In recent months, Deane said he has shortened the average maturity of the portfolio. The average maturity is now about 18.8 years, compared with 26 years at the beginning of the year, indicating a more conservative investment strategy, he said.
In addition, several investments posted strong returns for the fund, Deane said, including a block of New York City general obligation bonds purchased late last fall and slightly less than $100 million bonds from the Panhandle Eastern Corp. in Louisiana.
The Panhandle Eastern pipeline bonds were purchased last July with yields in the 7.75% range and recently traded with yields in the 5.90% range, the Shearson porfolio manager said.
"That's up more than 180 basis points," Deane said. "I think the whole natural gas industry has done well."
Long-term tax-exempt mutual funds had total assets of about $223.47 billion as of May 30, the most recent date for which figures are available, according to the Investment Company Institute. The assets of short-term municipal funds'totaled $97.74 billion, the institute said.
Net sales of the long-term funds, composed of total sales minus redemptions, were $20.77 billion, a 60.4% increase over the same period one year ago, the institute said.
Overall, general municipal bond funds were the best performing sector of funds during the first half, Lipper said, with short-term municipal debt funds outperforming their U.S. Treasury counterparts. The firm attributed the sector's strong returns to investors' concerns about higher taxes. In addition, intermediate municipal funds also fared better than intermediate U.S. Treasury funds for the second quarter of 1993, Lipper said.

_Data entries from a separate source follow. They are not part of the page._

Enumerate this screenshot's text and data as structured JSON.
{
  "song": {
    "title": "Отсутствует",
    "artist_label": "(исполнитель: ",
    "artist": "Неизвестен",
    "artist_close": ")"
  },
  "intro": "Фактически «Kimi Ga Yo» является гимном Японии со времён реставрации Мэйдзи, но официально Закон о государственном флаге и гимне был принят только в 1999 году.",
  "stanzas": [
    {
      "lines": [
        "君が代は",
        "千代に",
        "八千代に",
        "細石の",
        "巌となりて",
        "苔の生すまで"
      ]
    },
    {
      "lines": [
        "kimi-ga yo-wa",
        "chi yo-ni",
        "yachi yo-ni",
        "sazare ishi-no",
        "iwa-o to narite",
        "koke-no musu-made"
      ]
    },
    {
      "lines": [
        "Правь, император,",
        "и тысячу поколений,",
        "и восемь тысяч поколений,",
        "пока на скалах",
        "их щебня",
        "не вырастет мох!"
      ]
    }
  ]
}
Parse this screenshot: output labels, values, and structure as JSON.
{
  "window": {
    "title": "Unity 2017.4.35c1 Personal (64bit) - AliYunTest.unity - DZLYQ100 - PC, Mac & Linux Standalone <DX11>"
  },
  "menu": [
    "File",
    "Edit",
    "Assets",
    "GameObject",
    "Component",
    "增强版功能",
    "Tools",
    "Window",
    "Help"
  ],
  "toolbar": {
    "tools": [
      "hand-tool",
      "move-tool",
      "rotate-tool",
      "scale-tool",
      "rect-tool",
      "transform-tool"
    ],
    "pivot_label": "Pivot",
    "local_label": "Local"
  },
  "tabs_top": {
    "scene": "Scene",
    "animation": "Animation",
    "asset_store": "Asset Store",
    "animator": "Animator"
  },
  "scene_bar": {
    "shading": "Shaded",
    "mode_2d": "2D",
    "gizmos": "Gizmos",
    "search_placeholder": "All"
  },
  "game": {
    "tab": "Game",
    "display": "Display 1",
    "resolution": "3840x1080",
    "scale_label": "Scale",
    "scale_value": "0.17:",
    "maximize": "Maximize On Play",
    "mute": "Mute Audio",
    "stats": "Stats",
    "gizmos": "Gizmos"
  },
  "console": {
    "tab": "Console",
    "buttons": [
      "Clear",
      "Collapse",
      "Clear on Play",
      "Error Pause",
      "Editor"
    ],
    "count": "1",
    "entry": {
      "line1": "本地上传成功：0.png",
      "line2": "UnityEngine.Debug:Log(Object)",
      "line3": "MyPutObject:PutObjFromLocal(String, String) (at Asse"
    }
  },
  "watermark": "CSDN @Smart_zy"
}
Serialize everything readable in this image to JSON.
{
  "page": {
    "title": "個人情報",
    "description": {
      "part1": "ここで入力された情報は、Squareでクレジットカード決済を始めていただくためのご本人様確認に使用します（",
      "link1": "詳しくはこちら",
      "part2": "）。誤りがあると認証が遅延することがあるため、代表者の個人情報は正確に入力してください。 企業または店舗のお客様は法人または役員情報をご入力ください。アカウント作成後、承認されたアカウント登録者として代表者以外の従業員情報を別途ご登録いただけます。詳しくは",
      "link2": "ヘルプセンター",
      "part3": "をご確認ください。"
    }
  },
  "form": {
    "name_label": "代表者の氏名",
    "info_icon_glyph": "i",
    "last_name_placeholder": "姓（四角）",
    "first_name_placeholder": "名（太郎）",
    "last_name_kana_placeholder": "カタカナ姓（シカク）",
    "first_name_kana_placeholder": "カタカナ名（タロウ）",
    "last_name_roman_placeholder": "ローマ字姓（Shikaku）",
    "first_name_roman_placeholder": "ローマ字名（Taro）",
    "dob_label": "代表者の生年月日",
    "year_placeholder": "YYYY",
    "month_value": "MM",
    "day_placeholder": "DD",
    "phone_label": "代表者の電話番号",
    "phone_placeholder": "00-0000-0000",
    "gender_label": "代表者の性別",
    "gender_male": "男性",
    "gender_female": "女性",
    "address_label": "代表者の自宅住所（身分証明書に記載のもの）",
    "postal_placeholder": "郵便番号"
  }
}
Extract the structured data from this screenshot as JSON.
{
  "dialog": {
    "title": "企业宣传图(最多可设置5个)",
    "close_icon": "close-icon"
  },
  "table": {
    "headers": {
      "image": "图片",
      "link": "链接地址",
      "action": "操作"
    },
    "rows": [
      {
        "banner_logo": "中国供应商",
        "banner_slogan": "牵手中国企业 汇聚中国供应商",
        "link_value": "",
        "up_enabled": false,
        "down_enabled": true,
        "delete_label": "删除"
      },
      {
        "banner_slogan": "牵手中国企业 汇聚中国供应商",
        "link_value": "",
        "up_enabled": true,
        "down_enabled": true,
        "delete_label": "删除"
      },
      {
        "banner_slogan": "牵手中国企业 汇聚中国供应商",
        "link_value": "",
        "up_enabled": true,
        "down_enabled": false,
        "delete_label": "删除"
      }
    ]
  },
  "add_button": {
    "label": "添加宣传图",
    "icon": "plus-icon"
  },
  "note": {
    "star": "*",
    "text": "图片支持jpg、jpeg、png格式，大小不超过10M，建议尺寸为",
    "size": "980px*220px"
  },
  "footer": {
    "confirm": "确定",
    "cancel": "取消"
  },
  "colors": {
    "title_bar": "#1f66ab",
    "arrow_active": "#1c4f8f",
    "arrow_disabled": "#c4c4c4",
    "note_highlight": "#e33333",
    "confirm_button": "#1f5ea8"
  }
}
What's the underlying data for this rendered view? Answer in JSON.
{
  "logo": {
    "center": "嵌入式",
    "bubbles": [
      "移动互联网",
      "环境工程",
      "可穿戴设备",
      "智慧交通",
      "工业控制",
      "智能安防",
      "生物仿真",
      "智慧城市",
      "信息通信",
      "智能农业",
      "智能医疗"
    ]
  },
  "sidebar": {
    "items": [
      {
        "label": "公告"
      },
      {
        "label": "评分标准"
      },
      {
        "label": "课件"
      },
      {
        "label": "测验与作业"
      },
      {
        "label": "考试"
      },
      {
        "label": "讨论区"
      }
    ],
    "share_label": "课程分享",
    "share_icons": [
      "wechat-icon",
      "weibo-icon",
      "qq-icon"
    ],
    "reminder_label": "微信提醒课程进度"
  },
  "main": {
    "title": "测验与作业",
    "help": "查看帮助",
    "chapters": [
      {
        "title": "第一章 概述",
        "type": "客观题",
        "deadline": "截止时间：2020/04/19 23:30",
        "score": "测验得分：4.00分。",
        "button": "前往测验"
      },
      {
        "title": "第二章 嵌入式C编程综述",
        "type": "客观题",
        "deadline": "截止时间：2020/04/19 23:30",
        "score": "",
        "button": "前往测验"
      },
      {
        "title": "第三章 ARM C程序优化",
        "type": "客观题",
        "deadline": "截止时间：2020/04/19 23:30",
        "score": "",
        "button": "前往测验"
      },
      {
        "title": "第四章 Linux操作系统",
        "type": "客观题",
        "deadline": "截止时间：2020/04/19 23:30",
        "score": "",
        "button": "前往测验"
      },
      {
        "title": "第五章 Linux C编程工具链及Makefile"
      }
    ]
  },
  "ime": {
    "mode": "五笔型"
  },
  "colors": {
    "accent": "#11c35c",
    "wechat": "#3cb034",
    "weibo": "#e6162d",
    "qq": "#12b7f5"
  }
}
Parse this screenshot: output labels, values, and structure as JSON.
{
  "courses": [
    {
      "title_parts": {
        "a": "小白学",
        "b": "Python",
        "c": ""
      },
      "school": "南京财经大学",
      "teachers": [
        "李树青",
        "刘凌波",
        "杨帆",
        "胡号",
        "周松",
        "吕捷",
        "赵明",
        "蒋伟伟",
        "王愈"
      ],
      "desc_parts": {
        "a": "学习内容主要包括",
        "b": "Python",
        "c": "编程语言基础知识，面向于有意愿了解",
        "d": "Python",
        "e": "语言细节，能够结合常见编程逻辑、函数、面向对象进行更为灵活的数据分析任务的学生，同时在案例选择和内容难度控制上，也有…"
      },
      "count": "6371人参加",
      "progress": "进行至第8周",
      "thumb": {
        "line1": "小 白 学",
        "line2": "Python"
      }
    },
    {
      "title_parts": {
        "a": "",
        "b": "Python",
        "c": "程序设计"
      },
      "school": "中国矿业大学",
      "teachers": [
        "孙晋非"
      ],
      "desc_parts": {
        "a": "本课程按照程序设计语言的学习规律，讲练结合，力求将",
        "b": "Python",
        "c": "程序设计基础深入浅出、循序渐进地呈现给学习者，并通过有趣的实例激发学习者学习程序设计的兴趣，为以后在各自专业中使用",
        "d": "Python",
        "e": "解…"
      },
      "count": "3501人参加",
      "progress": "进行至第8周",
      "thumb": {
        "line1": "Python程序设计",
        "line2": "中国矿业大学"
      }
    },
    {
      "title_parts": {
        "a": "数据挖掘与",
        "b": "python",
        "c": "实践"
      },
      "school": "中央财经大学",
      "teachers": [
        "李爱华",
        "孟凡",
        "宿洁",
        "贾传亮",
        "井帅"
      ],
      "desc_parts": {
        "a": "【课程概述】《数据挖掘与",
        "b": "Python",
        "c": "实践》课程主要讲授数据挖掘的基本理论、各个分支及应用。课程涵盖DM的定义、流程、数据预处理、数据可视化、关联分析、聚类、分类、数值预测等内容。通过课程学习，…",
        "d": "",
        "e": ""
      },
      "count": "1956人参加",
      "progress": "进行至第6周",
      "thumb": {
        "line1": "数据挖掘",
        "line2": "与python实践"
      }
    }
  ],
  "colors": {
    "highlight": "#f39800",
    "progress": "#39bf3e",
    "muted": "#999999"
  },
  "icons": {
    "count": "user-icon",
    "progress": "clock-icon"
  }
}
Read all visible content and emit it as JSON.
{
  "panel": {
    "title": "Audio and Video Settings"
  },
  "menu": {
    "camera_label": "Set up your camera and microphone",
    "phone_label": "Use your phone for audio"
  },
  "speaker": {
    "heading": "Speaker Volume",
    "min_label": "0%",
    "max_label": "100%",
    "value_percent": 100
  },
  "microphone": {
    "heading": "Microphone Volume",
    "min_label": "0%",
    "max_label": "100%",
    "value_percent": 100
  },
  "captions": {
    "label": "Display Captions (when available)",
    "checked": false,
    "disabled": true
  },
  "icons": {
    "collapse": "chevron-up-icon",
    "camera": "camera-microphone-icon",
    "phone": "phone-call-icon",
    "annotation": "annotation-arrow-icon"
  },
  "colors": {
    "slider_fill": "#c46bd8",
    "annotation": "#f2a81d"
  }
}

One factor aiding the strong performance of single-state funds during the first half has been officials' conservative budget forecasts, said Richard A. Ciccarone, director of tax-exempt fixed-income research at Kemper Securities Inc. in Chicago.
Reining in finance estimates has helped states combat slow revenue growth caused by the dismal economic recovery. For the most part, credit quality has remained strong, since states are controlling forecasts and spending and some have seen revenues come in slightly above conservative forecasts, Ciccarone said.
During the first quarter of 1993, "states were one of the best performing sectors," Ciccarone pointed out.
For fiscal 1993, states are projecting only a 3% to 4% revenue growth, compared with a historical average rate of about 7% during the 1980s, Ciccarone said.
As states' fund balance reserves are averaging in the 1.2% range, one of the lowest levels seen since the late 1970s and possibly since the Depression, few can afford overly optimistic budget forecasts, the Kemper analyst said.
"They don't have room to make mistakes. But when revenues come in above projections, that aids bond performance," Ciccarone said.